TOKYO — Nanette Lepore, which just opened its second freestanding store here, is embarking on an Asian expansion drive with the help of its Japanese partner, TSI Holdings Co. Ltd.
This story first appeared in the May 3, 2012 issue of WWD. Subscribe Today.
The designer, along with her husband and the fashion house’s chief executive officer, Bob Savage, and their daughter, Violet, recently visited Tokyo to celebrate the brand’s new two-level flagship. The airy 2,217-square-foot store, which opened April 13, is located in the Ginza shopping district around the corner from the Gap and Gucci flagships. TSI, the company that resulted from the merger of Tokyo Style and Sanei International, also recently renovated the Nanette Lepore flagship in Aoyama. TSI is expecting the Ginza store to generate sales of about 100 million yen, or $1.23 million, in its first year.
“Now we have a steady and loyal clientele here in Japan just like we have in the States,” said Lepore, who said that the brand’s momentum is picking up in Japan. “When I was [last] here 11 years ago, there were these very rigid rules about what a woman could wear here and that you had to target a customer who was between 18 and 24 and then 26 to 36.…I notice that there’s a real mix going on now.…I’m happy to see that they’re breaking formula,” she said.
The designer opened her first store here about a decade ago with longtime partner Tokyo Style, but she and Savage noted that the Japanese company’s integration with Sanei has injected fresh resources to the brand.
“All of the sudden, I don’t know what happened but they decided to really invest in us and take it to another level,” said Savage.
Yasuo Yamada, a director and general manager of Tokyo Style, said it was important to give Nanette Lepore a presence in Ginza.
“We’ve always been putting effort into the brand [in Japan],” he said. “It’s been 11 years since we opened the store in Aoyama, which is an area that holds a high status for a brand. But over the past years Ginza has become a place that’s at the center of the Japanese market, so we decided that, if we didn’t open a store in Ginza, it would be difficult to gain greater brand recognition in Japan.”

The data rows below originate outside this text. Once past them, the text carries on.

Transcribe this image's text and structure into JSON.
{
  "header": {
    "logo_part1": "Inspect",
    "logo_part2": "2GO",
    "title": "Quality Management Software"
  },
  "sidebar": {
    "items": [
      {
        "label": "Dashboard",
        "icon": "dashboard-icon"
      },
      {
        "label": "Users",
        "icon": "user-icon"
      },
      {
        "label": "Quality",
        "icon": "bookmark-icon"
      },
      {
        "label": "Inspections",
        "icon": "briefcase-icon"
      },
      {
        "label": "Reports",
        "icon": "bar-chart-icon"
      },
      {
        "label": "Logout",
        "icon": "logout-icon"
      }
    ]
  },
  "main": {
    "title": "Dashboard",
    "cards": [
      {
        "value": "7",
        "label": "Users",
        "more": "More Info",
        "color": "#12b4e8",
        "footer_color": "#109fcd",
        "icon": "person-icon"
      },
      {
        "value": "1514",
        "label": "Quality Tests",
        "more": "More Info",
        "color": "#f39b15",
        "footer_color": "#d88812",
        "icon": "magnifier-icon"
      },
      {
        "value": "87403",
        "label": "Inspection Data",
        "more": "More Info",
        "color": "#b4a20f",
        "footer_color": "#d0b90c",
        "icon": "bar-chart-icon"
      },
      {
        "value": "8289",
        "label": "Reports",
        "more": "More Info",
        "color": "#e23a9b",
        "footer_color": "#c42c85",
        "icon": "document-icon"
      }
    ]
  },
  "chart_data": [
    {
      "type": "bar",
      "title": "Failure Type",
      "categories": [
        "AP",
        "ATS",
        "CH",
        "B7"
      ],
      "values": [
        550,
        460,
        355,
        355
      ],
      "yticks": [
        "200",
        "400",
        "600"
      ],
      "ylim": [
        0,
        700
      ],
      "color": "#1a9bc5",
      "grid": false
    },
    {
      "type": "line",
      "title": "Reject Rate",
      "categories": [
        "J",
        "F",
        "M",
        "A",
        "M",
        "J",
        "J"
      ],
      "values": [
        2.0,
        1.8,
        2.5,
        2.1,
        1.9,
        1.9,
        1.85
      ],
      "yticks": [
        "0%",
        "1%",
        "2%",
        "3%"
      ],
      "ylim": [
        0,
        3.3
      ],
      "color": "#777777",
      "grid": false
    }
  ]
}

Nanette Lepore currently has 28 stores in Japan and Yamada said TSI might add a door or two, perhaps near the western city of Osaka. The company is instead concentrating its expansion efforts on China.
In partnership with TSI, Nanette Lepore is planning to open five stores in China by September. The first, in May, will open in the city of Kunming in the southern, central part of the country. Four more stores are in the works for Hong Kong, Hangzhou, Changzhou and Suzhou. Yamada said he hopes to open stores in Shanghai and Beijing sometime next year.
“More than Beijing, we’re especially interested in Shanghai,” Yamada said. “But we were able to secure real estate in the other cities first, which is why those openings will be sooner than the one in Shanghai.”
Savage said he didn’t believe the brand’s price positioning would have worked in China some five to six years ago, but clearly that has changed.
“We’re very optimistic right now. This is a great thing for us to go into China,” he said. The executive said the brand currently does a little more than $100 million in retail worldwide ($12.33 million in Japan with TSI) but that figure will increase “considerably” with the new openings in China.
Savage and Lepore admitted that it took some time for things to fall into place with their Japanese franchisee, which manufactures many of the products sold here using design specifications from Lepore’s design team in New York. TSI has production facilities in China. But the designer said the two parties have made considerable progress over the years.
“I can’t tell the difference,” the designer said of TSI’s own product lineup and the brand’s American merchandise, much of which is made in New York’s Garment District. “We’re getting more on the same wavelength.”
Yamada said that for China, the initial merchandise offering will be imported from the U.S., in order to help build an image among Chinese consumers of a true New York brand. After seeing how things go over the first year or so, TSI may consider a manufacturing agreement for China that is similar to the one it has in place in Japan, Yamada said. The executive said that he expects Nanette Lepore’s competitors in China to be similar to those in Japan, such as Theory and See by Chloé.
In Japan, Nanette Lepore’s retail prices range from 9,345 yen, or $114 at current exchange, for a striped T-shirt from the designer’s knitwear range Oonagh to 61,950 yen, or $759, for a sleeveless silk dress with pleated details.